Case ID: f-appx_192/html/0568-01.html
Source: Caselaw Access Project
Author: {"author": "PER CURIAM.", "license": "Public Domain", "url": "https://static.case.law/"}
Date Created: 2024-08-24T03:29:51.129683

UNITED STATES of America, Appellee, v. Joseph Paul MARSHALL, Appellant.
    No. 05-4007.
    United States Court of Appeals, Eighth Circuit.
    Submitted: Aug. 22, 2006.
    Filed: Aug. 25, 2006.
    Mikal G. Hanson, U.S. Attorney’s Office, Pierre, SD, Michael E. Ridgway, U.S. Attorney’s Office, Sioux Falls, SD, for Plaintiff-Appellee.
    Joseph Paul Marshall, Littleton, CO, pro se.
    Jana M. Miner, Federal Public Defender’s Office, Pierre, SD, Defendant-Appellant.
    Before SMITH, MAGILL, and BENTON, Circuit Judges.
   [UNPUBLISHED]

PER CURIAM.

After Joseph Paul Marshall admitted violating the conditions of his supervised release, the district court revoked it and sentenced him to 15 months in prison and 2 years of supervised release.

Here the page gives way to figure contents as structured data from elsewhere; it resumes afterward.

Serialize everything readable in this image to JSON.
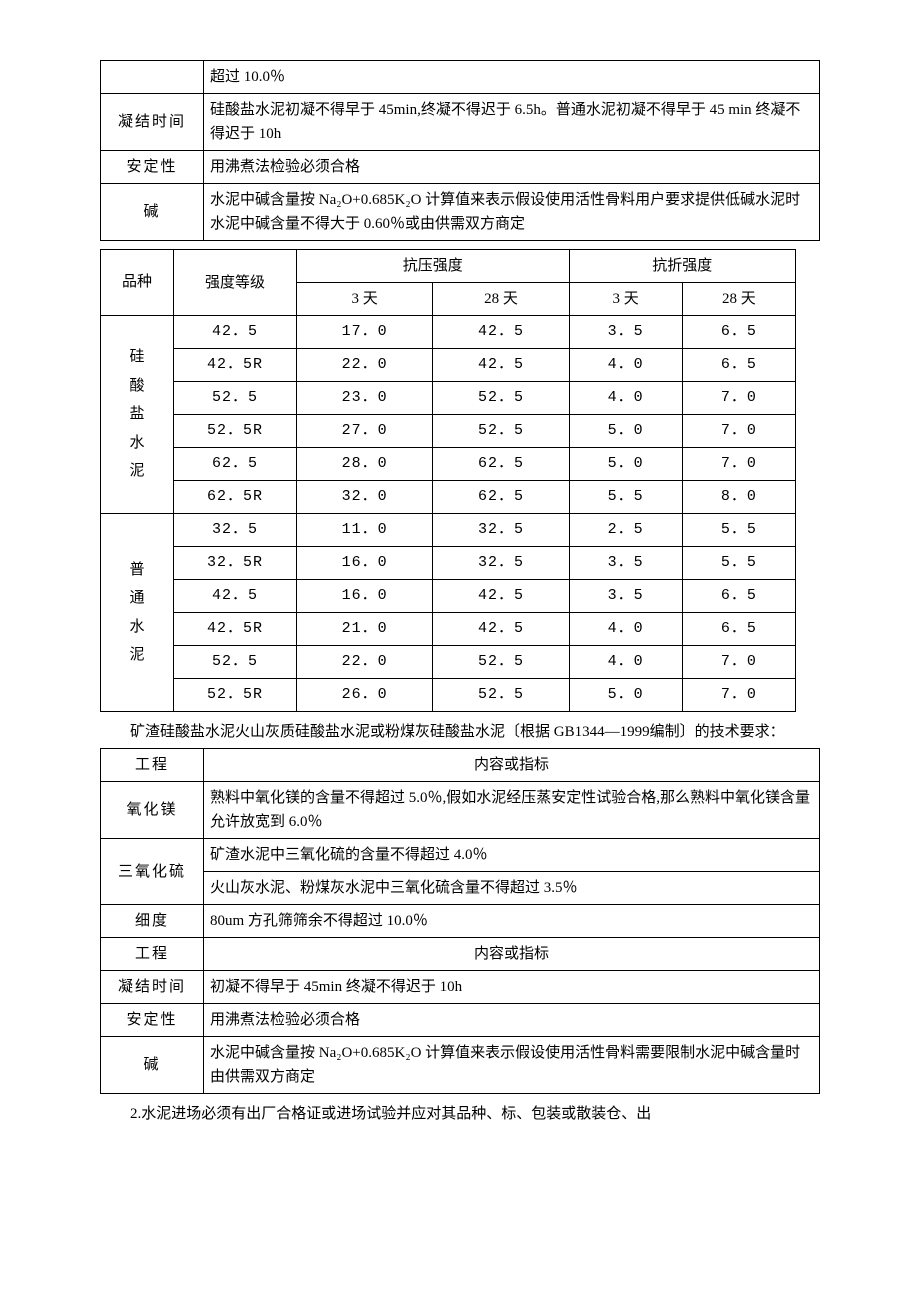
{
  "table1": {
    "rows": [
      {
        "label": "",
        "content": "超过 10.0％"
      },
      {
        "label": "凝结时间",
        "content": "硅酸盐水泥初凝不得早于 45min,终凝不得迟于 6.5h。普通水泥初凝不得早于 45 min 终凝不得迟于 10h"
      },
      {
        "label": "安定性",
        "content": "用沸煮法检验必须合格"
      },
      {
        "label": "碱",
        "content": "水泥中碱含量按 Na₂O+0.685K₂O 计算值来表示假设使用活性骨料用户要求提供低碱水泥时水泥中碱含量不得大于 0.60％或由供需双方商定"
      }
    ]
  },
  "strength": {
    "header": {
      "col1": "品种",
      "col2": "强度等级",
      "comp": "抗压强度",
      "flex": "抗折强度",
      "d3": "3 天",
      "d28": "28 天"
    },
    "groups": [
      {
        "label": "硅\n酸\n盐\n水\n泥",
        "rows": [
          {
            "grade": "42．5",
            "c3": "17．0",
            "c28": "42．5",
            "f3": "3．5",
            "f28": "6．5"
          },
          {
            "grade": "42．5R",
            "c3": "22．0",
            "c28": "42．5",
            "f3": "4．0",
            "f28": "6．5"
          },
          {
            "grade": "52．5",
            "c3": "23．0",
            "c28": "52．5",
            "f3": "4．0",
            "f28": "7．0"
          },
          {
            "grade": "52．5R",
            "c3": "27．0",
            "c28": "52．5",
            "f3": "5．0",
            "f28": "7．0"
          },
          {
            "grade": "62．5",
            "c3": "28．0",
            "c28": "62．5",
            "f3": "5．0",
            "f28": "7．0"
          },
          {
            "grade": "62．5R",
            "c3": "32．0",
            "c28": "62．5",
            "f3": "5．5",
            "f28": "8．0"
          }
        ]
      },
      {
        "label": "普\n通\n水\n泥",
        "rows": [
          {
            "grade": "32．5",
            "c3": "11．0",
            "c28": "32．5",
            "f3": "2．5",
            "f28": "5．5"
          },
          {
            "grade": "32．5R",
            "c3": "16．0",
            "c28": "32．5",
            "f3": "3．5",
            "f28": "5．5"
          },
          {
            "grade": "42．5",
            "c3": "16．0",
            "c28": "42．5",
            "f3": "3．5",
            "f28": "6．5"
          },
          {
            "grade": "42．5R",
            "c3": "21．0",
            "c28": "42．5",
            "f3": "4．0",
            "f28": "6．5"
          },
          {
            "grade": "52．5",
            "c3": "22．0",
            "c28": "52．5",
            "f3": "4．0",
            "f28": "7．0"
          },
          {
            "grade": "52．5R",
            "c3": "26．0",
            "c28": "52．5",
            "f3": "5．0",
            "f28": "7．0"
          }
        ]
      }
    ]
  },
  "para1": "矿渣硅酸盐水泥火山灰质硅酸盐水泥或粉煤灰硅酸盐水泥〔根据 GB1344—1999编制〕的技术要求：",
  "table3": {
    "rows": [
      {
        "label": "工程",
        "content": "内容或指标",
        "contentCenter": true
      },
      {
        "label": "氧化镁",
        "content": "熟料中氧化镁的含量不得超过 5.0％,假如水泥经压蒸安定性试验合格,那么熟料中氧化镁含量允许放宽到 6.0％"
      },
      {
        "label": "三氧化硫",
        "content": "矿渣水泥中三氧化硫的含量不得超过 4.0％\n火山灰水泥、粉煤灰水泥中三氧化硫含量不得超过 3.5％",
        "split": true
      },
      {
        "label": "细度",
        "content": "80um 方孔筛筛余不得超过 10.0％"
      },
      {
        "label": "工程",
        "content": "内容或指标",
        "contentCenter": true
      },
      {
        "label": "凝结时间",
        "content": "初凝不得早于 45min 终凝不得迟于 10h"
      },
      {
        "label": "安定性",
        "content": "用沸煮法检验必须合格"
      },
      {
        "label": "碱",
        "content": "水泥中碱含量按 Na₂O+0.685K₂O 计算值来表示假设使用活性骨料需要限制水泥中碱含量时由供需双方商定"
      }
    ]
  },
  "para2": "2.水泥进场必须有出厂合格证或进场试验并应对其品种、标、包装或散装仓、出"
}
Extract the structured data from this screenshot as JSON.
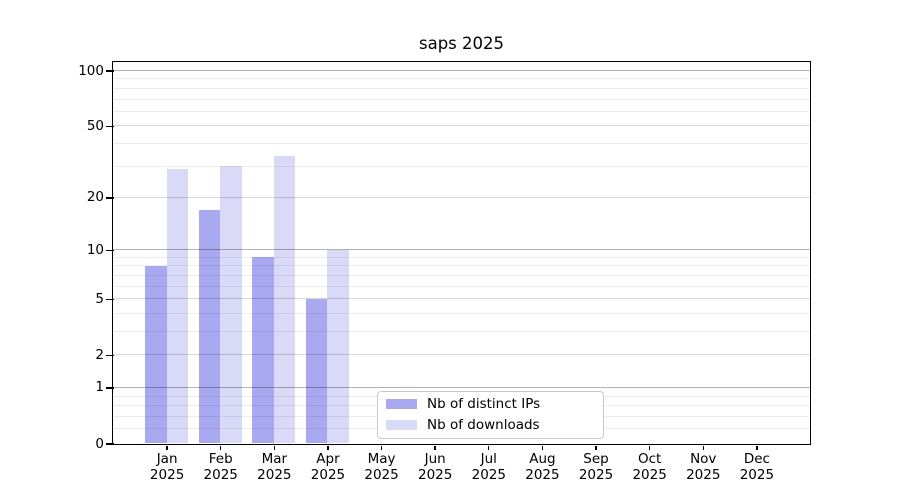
{
  "chart_data": {
    "type": "bar",
    "title": "saps 2025",
    "months": [
      "Jan",
      "Feb",
      "Mar",
      "Apr",
      "May",
      "Jun",
      "Jul",
      "Aug",
      "Sep",
      "Oct",
      "Nov",
      "Dec"
    ],
    "year": "2025",
    "series": [
      {
        "name": "Nb of distinct IPs",
        "color": "#a8a9f1",
        "values": [
          8,
          17,
          9,
          5,
          0,
          0,
          0,
          0,
          0,
          0,
          0,
          0
        ]
      },
      {
        "name": "Nb of downloads",
        "color": "#d9d9f8",
        "values": [
          29,
          30,
          34,
          10,
          0,
          0,
          0,
          0,
          0,
          0,
          0,
          0
        ]
      }
    ],
    "y_axis": {
      "scale": "log1p",
      "tick_values": [
        0,
        1,
        2,
        5,
        10,
        20,
        50,
        100
      ],
      "decade_gridlines": [
        1,
        10,
        100
      ],
      "minor_gridlines": [
        0.2,
        0.4,
        0.6,
        0.8,
        3,
        4,
        6,
        7,
        8,
        9,
        30,
        40,
        60,
        70,
        80,
        90
      ],
      "ylim": [
        0,
        112
      ],
      "grid": true
    },
    "x_axis": {
      "xlim_slots": 13,
      "bar_width_units": 0.4
    },
    "legend": {
      "location": "lower-center",
      "entries": [
        "Nb of distinct IPs",
        "Nb of downloads"
      ]
    }
  }
}
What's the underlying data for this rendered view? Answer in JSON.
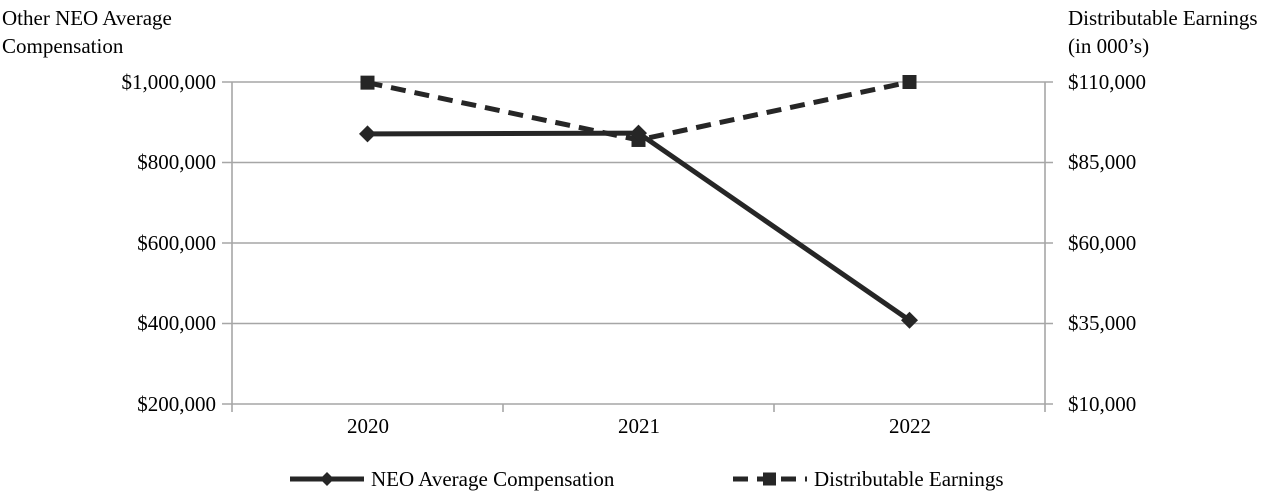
{
  "chart_data": {
    "type": "line",
    "categories": [
      "2020",
      "2021",
      "2022"
    ],
    "series": [
      {
        "name": "NEO Average Compensation",
        "axis": "left",
        "line_style": "solid",
        "marker": "diamond",
        "values": [
          871000,
          873000,
          408000
        ]
      },
      {
        "name": "Distributable Earnings",
        "axis": "right",
        "line_style": "dashed",
        "marker": "square",
        "values": [
          109800,
          92000,
          110000
        ]
      }
    ],
    "left_axis": {
      "title": "Other NEO Average\nCompensation",
      "min": 200000,
      "max": 1000000,
      "ticks": [
        {
          "label": "$1,000,000",
          "value": 1000000
        },
        {
          "label": "$800,000",
          "value": 800000
        },
        {
          "label": "$600,000",
          "value": 600000
        },
        {
          "label": "$400,000",
          "value": 400000
        },
        {
          "label": "$200,000",
          "value": 200000
        }
      ]
    },
    "right_axis": {
      "title": "Distributable Earnings\n(in 000’s)",
      "min": 10000,
      "max": 110000,
      "ticks": [
        {
          "label": "$110,000",
          "value": 110000
        },
        {
          "label": "$85,000",
          "value": 85000
        },
        {
          "label": "$60,000",
          "value": 60000
        },
        {
          "label": "$35,000",
          "value": 35000
        },
        {
          "label": "$10,000",
          "value": 10000
        }
      ]
    },
    "legend": [
      {
        "label": "NEO Average Compensation",
        "line_style": "solid",
        "marker": "diamond"
      },
      {
        "label": "Distributable Earnings",
        "line_style": "dashed",
        "marker": "square"
      }
    ],
    "legend_position": "bottom",
    "grid": true,
    "colors": {
      "series": "#262626",
      "grid": "#a6a6a6",
      "text": "#000000"
    }
  }
}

On appeal, he argues that this sentence exceeds the legal maximum because he received a 3-year term of supervised release when he was originally sentenced in 1998. We disagree. “For those defendants whose offense of conviction occurred after the 1994 changes [to the supervised release statute], the available supervised release term is not measured by the term initially imposed by the district court, ... but by the term authorized in 18 U.S.C. § 3583(b) for the offense of conviction, minus the aggregate amount of any revocation terms of imprisonment.” United States v. Palmer, 380 F.3d 395, 398-99 (8th Cir.2004) (en banc). Marshall’s instant revocation sentence, added to his earlier revocation prison term of 12 months, does not exceed the 60-month lawful maximum. See 18 U.S.C. § 3583(b)(1) and (h).

Accordingly, we affirm the judgment of the district court, and we grant counsel’s motion to withdraw. 
      
      . The Honorable Charles B. Kommann, United States District Judge for the District of South Dakota.